How The Dale Carnegie Course Started

The development of modern companies led to the requirement for training for their employees. Most companies however did not pay for their employees to be trained and many still don’t, so the most motivated individuals seek out training and self-educate themselves. At the turn of the 20th century the training options were few and the types of resources we have today simply didn’t exist. In this milieu, Dale Carnegie launched his training company in 1912. Initially he focused on public speaking because that was an ability he had developed when he was at University. By accident he hit up on a pedagogical methodology which would revolutionize training.

He had prepared his first class and found he had run out of material during the class and in desperation, he got the participants to get up and speak about the issues facing them in business. The teaching of theory was a big part of the teaching curriculums at that time and soon Dale Carnegie realized there was a tremendous need for practical knowledge which could be applied immediately in the workplace.

When Dale Carnegie began his training course in 1912, he had no specific number of sessions in mind. He charged by the evening training session. He said, “I had to make it meaningful so the students would come back for another class”. He was selling training by the night and splitting the proceeds with the YMCA, the venue host, on West 125th Street, New York.

The programme was very successful because it filled a gap in the market for practical training which could change the lives of the participants. Gradually becoming more confident through attending the course was a central feature of the programme, as participants slowly expanded their comfort zones to try new things. Becoming more capable in speaking in front of others was a game changer, because this had been such a barrier to career progression, for so many people. Understanding how to get on with others, in particular, those who are not like us, also was a breakthrough methodology based on the thirty human relations principles which Dale Carnegie created. The demand for the course kept growing.

In 1914 he rented an office in Times Square, hired instructors, and wrote pamphlets to standardise is methods. Between 1912 and 1920 he formalised the course he was teaching at the YMCA into a program titled “The Carnegie Course in Effective Speaking”.

In 1915 he wrote “The Art of Public Speaking” with J. Berg Esenwein. In 1916 he trained the first Dale Carnegie Course instructors. For their text and for use in the YMCA schools, he wrote four volumes entitled Public Speaking which he published in 1920.

In 1922 he ended his arrangements with the YMCA on 125th Street and became independent. He began expanding out of New York and offered the course in Philadelphia, Baltimore and Boston.

In 1926 he wrote a textbook for his public speaking classes, entitled Public Speaking and Influencing Men in Business. In order to promote his course, Dale Carnegie continued to use testimonials as well as demonstration meetings and direct marketing brochures. For the first time, companies were signing up for inhouse programmes for their team members, in addition to the existing public classes for individual participants.

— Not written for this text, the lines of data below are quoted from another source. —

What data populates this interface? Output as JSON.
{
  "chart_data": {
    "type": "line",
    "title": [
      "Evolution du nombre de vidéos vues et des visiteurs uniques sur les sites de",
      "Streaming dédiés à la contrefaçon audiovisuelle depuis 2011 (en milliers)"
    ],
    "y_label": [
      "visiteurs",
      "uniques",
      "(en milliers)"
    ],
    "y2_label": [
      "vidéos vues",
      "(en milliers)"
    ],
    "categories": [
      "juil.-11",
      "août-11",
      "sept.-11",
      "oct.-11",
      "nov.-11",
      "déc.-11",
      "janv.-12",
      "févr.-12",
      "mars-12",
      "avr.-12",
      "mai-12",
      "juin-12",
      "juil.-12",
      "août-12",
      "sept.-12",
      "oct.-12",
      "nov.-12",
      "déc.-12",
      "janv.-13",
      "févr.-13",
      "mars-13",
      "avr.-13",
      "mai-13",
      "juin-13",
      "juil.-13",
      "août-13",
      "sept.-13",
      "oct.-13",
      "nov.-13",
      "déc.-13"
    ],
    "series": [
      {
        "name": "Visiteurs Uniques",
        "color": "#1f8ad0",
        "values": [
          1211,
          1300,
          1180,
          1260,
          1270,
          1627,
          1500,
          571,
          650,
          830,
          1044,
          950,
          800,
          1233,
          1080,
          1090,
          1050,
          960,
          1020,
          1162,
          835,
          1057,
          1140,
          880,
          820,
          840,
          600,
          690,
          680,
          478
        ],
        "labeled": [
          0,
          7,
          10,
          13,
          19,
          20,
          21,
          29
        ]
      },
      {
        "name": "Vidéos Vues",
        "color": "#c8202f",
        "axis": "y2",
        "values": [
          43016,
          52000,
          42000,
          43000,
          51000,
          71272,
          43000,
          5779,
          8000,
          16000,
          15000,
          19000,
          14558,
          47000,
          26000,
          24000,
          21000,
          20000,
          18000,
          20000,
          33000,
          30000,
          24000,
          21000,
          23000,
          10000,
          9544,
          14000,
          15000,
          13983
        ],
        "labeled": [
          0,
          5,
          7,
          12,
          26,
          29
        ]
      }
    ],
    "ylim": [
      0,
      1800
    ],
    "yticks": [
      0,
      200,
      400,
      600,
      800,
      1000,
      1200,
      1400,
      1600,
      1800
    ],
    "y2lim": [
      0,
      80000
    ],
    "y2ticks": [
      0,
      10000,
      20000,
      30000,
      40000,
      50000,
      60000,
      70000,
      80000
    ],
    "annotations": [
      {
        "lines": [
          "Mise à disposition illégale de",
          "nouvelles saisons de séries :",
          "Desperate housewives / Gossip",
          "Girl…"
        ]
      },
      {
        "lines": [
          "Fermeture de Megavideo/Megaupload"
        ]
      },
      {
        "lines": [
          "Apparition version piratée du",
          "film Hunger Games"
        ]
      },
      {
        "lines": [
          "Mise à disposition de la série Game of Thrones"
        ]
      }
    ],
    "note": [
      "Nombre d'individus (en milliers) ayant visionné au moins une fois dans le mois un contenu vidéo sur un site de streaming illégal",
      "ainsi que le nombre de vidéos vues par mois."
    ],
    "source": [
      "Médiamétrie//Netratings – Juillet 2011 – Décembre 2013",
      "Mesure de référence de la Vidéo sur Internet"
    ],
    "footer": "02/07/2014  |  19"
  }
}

In the 1930s, the Dale Carnegie Course: Effective Speaking, Leadership Training, Human Relations was launched in the Midwest. In 1936, Dale Carnegie published “How To Win Friends and Influence People” which became a viral, global best seller and both the brand name and the Dale Carnegie Course took off and neither has ever looked back.

On October 1, 1944 a licensing system was created to give territories to individuals called “sponsors” to independently run the business outside of New York. Dale Carnegie began recruiting sponsors and licensed them to offer the training in order to expand the organisation’s reach in different sections of the country. In the 1940s, the Dale Carnegie Institute of Effective Speaking and Human Relations offers its first courses outside the United States, in Switzerland.

Dale Carnegie married Dorothy on November 5th, 1944 and in the same year, the Dorothy Carnegie Course was developed for career women. In 1945 he created Dale Carnegie & Associates Inc., which continues to this day. The first Annual Convention was held in Chicago in May 1945. There were twelve attendees and was a combination sales meeting and instructor refresher. From 1945 until 1956 all the annual conventions were held in Chicago or New York.

In 1947 he published the first manual for graduate assistants. In 1948 Dale Carnegie wrote How to Stop Worrying and Start Living. In 1949 Dale Carnegie experimented with the length of the course between fifteen to twenty-one sessions. By 1956, it became fourteen sessions long and this continued into the 1960s. In 1951 Dale Carnegie retired and Dorothy Carnegie took over as President of the company. Dale Carnegie and Associates tested shorter sessions of the Dale Carnegie Course for several years before officially launching the twelve week version in 1993. In 1999 a new version of the Dale Carnegie Course was released. In 2010, an eight-week version named Skills For Success was released, in response to clients’ requests for the same results, but delivered faster.

All enterprises need people who are confident, persuasive and can work with well with other people. The Dale Carnegie Course has been producing such people since 1912 and so today the kaizen on that programme is enormous, which is one of the reasons it still retains it immense popularity. In fact, many argue the course is even more important in this digital world, where ironically, although we are all hyper-connected, we are losing the human touch in our relationships. People are spending more and more of their time in front of their individual screens, as they scroll through social media and the internet. This ability to get on well with others, be persuasive and grow in confidence is a winning combination of skills and those who have benefited from the Dale Carnegie Course, invariably become the leaders in their organizations.